Multilayer Perceptron

class MLP(nn.Module):
  def __init__(self, input_dim, hidden_size1, hidden_size2, output_dim):
    super(MLP, self).__init__()
    self.lin1 = nn.Linear(input_dim, hidden_size1)
    self.lin2 = nn.Linear(hidden_size1, hidden_size2)
    self.lin3 = nn.Linear(hidden_size2, output_dim)

  def forward(self, x):
    y1 = self.lin1(x)
    y2 = torch.relu(y1)
    y3 = self.lin2(y2)
    y4 = torch.relu(y3)
    y = self.lin3(y4)
    return y

Extrapolation (Given K, predict the next T)

K = 30
T = 10

hidden_size1 = 20
hidden_size2 = 15

model = MLP(input_dim = K, hidden_size1 = hidden_size1 , hidden_size2 = hidden_size2, output_dim = T)
train_size = 0.8
est = KTEstimator(scaled_D, K, T, train_size)
seed = 53
num_test_cases = 5

# Untrained Model Prediction
est.predict(model, seed, num_test_cases, cumulative = False)


convergence = 1e-8
num_epochs = 2000
batch_size = 32
lr = 0.01
#Trained Model Prediction
est.fit(model, convergence, num_epochs, batch_size, lr)
est.predict(model, 100, 5, cumulative  = False)

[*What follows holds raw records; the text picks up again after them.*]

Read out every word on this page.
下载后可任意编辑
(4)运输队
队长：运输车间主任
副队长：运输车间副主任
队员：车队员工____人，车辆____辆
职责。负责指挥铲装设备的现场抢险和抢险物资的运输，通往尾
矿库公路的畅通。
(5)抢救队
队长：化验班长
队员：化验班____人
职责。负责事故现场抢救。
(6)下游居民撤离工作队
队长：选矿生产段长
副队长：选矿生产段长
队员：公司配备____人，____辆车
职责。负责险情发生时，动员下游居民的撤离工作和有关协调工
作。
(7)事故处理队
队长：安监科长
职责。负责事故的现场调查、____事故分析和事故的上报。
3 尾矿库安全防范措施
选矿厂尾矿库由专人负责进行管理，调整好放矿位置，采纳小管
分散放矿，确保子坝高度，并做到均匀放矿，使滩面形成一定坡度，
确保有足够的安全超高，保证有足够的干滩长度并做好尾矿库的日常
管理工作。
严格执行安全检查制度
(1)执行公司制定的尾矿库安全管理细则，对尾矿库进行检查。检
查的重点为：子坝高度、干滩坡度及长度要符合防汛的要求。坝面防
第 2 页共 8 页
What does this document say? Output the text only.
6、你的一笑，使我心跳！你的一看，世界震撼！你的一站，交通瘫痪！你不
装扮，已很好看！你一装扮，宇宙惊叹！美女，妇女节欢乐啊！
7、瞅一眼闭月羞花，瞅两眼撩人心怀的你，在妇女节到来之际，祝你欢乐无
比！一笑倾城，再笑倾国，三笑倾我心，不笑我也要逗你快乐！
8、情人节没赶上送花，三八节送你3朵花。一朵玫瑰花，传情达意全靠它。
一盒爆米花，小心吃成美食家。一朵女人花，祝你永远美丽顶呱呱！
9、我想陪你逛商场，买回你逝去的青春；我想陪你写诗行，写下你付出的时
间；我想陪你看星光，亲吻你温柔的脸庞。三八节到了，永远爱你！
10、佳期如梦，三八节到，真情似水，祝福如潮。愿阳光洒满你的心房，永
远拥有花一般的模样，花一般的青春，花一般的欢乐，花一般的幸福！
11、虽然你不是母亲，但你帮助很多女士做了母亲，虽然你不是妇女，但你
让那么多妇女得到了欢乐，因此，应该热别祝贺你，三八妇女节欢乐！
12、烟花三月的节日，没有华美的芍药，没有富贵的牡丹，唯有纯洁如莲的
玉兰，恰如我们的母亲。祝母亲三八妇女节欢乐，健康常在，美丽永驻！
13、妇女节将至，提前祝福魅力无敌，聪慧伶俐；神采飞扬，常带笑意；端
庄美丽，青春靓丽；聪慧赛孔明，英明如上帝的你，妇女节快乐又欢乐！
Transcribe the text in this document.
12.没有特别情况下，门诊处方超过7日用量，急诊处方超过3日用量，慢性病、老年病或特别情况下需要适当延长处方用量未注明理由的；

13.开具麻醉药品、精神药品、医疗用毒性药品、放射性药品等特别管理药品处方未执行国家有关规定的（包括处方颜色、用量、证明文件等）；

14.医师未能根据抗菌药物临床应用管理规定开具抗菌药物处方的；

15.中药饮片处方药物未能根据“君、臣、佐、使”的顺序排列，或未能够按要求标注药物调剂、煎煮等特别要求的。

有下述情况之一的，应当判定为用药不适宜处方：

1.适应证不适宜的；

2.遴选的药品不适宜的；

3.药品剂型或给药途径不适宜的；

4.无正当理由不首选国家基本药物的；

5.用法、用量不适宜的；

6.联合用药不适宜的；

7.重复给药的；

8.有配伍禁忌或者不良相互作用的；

Epoch: 0 | Loss: 0.007182229409285162
Epoch: 100 | Loss: 1.3296213639169882e-05
Final Training Loss: 1.2681912128006007e-05
Converged after 111 epochs

Cumulative Extrapolation (Given K, predict the next T cumulatively, keep using newer predicted values for further prediction)

K = 30
T = 1
hidden_size1 = 20
hidden_size2 = 15

model = MLP(input_dim = K, hidden_size1 = hidden_size1 , hidden_size2 = hidden_size2, output_dim = T)
train_size = 0.8
est2 = KTEstimator(scaled_D, K, T, train_size)
seed = 53
pred_len = 10

# Untrained Model Prediction
est2.predict(model, seed, cumulative = True, pred_len = pred_len)

convergence = 1e-8
num_epochs = 2000
batch_size = 32
lr = 0.01
# Trained Model Prediction
est2.fit(model, convergence, num_epochs, batch_size, lr)
test_index = est2.predict(model, seed, cumulative = True, pred_len = pred_len)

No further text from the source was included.